Though speech-based Internet searches are not new (Yahoo’s oneSearch and Vlingo’s service both offer similar functions), Nuance hopes to cash in on the technology via two mechanisms:
1. Selling the technology directly to wireless carriers, and sharing the resulting revenues with them; and,
2. Integrating the service into already-established, Nuance-powered speech-rec services like address-book lookups and e-mail dictations.
Thus, Nuance is looking to a future where it can make money either through licensing arraignments with handset makers, revenue-sharing agreements with wireless carriers, or combinations of those.
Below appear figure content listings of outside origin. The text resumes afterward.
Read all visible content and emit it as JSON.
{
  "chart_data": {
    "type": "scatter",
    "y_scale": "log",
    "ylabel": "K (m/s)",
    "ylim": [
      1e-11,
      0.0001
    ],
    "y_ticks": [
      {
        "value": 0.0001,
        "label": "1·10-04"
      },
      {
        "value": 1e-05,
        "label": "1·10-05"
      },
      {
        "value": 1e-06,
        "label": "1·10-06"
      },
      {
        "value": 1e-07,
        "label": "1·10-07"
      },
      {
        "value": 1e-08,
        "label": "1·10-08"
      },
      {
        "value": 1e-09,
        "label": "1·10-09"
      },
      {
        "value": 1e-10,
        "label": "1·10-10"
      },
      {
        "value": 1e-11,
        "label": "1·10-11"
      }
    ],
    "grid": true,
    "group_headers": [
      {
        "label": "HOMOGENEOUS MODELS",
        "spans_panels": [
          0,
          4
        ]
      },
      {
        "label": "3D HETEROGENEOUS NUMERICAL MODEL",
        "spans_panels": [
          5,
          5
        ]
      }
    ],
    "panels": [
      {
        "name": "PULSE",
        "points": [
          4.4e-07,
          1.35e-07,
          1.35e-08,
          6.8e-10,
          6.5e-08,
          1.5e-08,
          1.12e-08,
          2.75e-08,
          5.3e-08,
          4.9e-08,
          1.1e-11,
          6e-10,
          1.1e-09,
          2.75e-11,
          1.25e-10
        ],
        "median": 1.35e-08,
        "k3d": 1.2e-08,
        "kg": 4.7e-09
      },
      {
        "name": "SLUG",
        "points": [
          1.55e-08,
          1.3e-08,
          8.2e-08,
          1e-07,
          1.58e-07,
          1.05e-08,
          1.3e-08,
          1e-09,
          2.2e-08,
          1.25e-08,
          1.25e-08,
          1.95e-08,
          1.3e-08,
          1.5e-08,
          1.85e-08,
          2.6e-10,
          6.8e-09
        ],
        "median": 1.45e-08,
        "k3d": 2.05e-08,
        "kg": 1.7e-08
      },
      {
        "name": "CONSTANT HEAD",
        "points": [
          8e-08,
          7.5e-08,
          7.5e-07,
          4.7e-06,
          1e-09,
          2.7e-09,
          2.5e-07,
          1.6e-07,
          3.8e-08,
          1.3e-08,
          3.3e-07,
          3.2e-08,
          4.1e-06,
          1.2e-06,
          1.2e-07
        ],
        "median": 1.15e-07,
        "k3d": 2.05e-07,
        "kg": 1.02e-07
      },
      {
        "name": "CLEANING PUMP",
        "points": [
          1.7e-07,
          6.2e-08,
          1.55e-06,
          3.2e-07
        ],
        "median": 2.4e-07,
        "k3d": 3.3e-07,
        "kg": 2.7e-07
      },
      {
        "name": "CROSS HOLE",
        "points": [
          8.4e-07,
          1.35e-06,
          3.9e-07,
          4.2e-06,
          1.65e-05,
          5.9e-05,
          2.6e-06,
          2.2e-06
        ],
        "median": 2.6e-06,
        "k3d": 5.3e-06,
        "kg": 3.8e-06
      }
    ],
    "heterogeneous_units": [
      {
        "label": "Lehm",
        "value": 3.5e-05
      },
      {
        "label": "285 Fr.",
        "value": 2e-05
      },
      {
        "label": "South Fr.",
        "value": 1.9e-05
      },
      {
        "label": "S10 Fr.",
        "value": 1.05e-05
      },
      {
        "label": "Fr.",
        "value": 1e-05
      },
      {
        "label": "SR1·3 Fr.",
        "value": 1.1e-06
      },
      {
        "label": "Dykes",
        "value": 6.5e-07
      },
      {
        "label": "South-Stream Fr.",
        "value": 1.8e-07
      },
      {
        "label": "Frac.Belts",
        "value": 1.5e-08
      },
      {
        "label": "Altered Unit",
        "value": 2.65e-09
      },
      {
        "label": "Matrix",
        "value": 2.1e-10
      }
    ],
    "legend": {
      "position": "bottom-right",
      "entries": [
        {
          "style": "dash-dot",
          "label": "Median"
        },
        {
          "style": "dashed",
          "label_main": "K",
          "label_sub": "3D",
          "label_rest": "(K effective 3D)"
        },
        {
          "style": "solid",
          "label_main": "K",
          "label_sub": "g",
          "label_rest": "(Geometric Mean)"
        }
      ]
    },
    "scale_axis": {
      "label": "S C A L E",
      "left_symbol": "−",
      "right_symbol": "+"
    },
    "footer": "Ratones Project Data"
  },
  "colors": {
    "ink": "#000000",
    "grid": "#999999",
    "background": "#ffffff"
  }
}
And Wehrs also provided evidence for Nuance’s ambitions. He showed off an unreleased Samsung Electronics Co. Ltd. phone with T-Mobile USA service that could access Madonna ringtones via spoken commands, and a Verizon Wireless phone that could provide driving directions through the carrier’s VZ Navigator service via spoken prompts. Although Wehrs would not confirm Nuance contracts with either carrier, the working demos themselves indicated such announcements may be imminent.